The Argentine government has gone back on a promise to cut crude oil prices, after last week it emerged it had reached an unofficial agreement with oil producers and refiners to cut prices at the wellhead in order to trim the gap between local and international crude prices and make life a little bit easier for refiners. The cut would have been by 2 percent a month over the next three months.

The oil industry got on board with the proposal, agreeing to put a ceiling on retail fuel prices in exchange. Prices at the pump have jumped 31 percent since the start of the year in Argentina, together with a 35-percent devaluation of the local currency. The devaluation followed the removal of capital controls, undertaken by the new government.

As Omar Gutierrez, the governor of oil-rich Neuquen region, said following a meeting with stakeholders in the oil price issue, “The national government does not have in its agenda any type of decrease in the subsidy.”

His words were echoed by Neuquen senator Guillermo Pereyra, who is also leader of the local oil workers’ union. Perreyra added that “A technical energy committee will be formed where the provincial government, producers, unions and the national government will participate.”

Related: Is The Oil Production Efficiency Boom Coming To An End?

Crude oil prices in Argentina are being held artificially at levels higher than those on international markets in a bid to stimulate the industry and avoid large-scale job losses. The subsidies also aim at controlling inflationary pressures that have seen Argentina record an inflation rate of 46 percent in the 12 months to July.

As the deal fell through, local oil producers will continue to get US$67.50 for each barrel of Medanito crude they sell to local refineries and US$54.90 per barrel of the heavier Escalante blend.
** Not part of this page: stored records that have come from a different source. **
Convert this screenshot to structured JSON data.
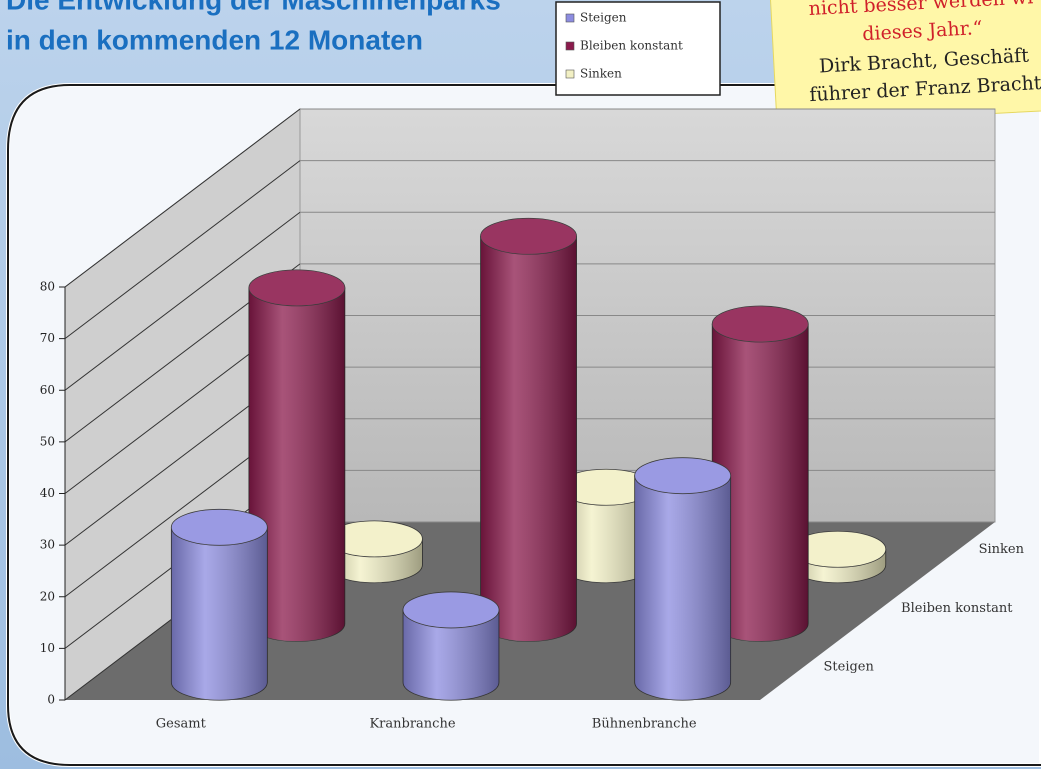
{
  "chart_data": {
    "type": "bar3d",
    "title": [
      "Die Entwicklung der Maschinenparks",
      "in den kommenden 12 Monaten"
    ],
    "note": [
      "nicht besser werden wi",
      "dieses Jahr.“",
      "Dirk Bracht, Geschäft",
      "führer der Franz Bracht"
    ],
    "categories": [
      "Gesamt",
      "Kranbranche",
      "Bühnenbranche"
    ],
    "series": [
      {
        "name": "Steigen",
        "color": "#8c8ce0",
        "values": [
          30,
          14,
          40
        ]
      },
      {
        "name": "Bleiben konstant",
        "color": "#8b1a4c",
        "values": [
          65,
          75,
          58
        ]
      },
      {
        "name": "Sinken",
        "color": "#f2f0c4",
        "values": [
          5,
          15,
          3
        ]
      }
    ],
    "ylim": [
      0,
      80
    ],
    "yticks": [
      0,
      10,
      20,
      30,
      40,
      50,
      60,
      70,
      80
    ],
    "grid": true
  }
}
This is 10-12 percent lower than prices were in January, thanks to a cut the new government, which came into power last December, implemented.

Opposition to the removal of subsidies was expected: communities in Argentina’s oil-rich regions depend on the royalties that international oil producers pay for the crude they pump there. This leaves refiners at a crossroads: if they can’t get oil cheaper, they would have to sell their products at higher rates, which excludes lowering prices at the pump.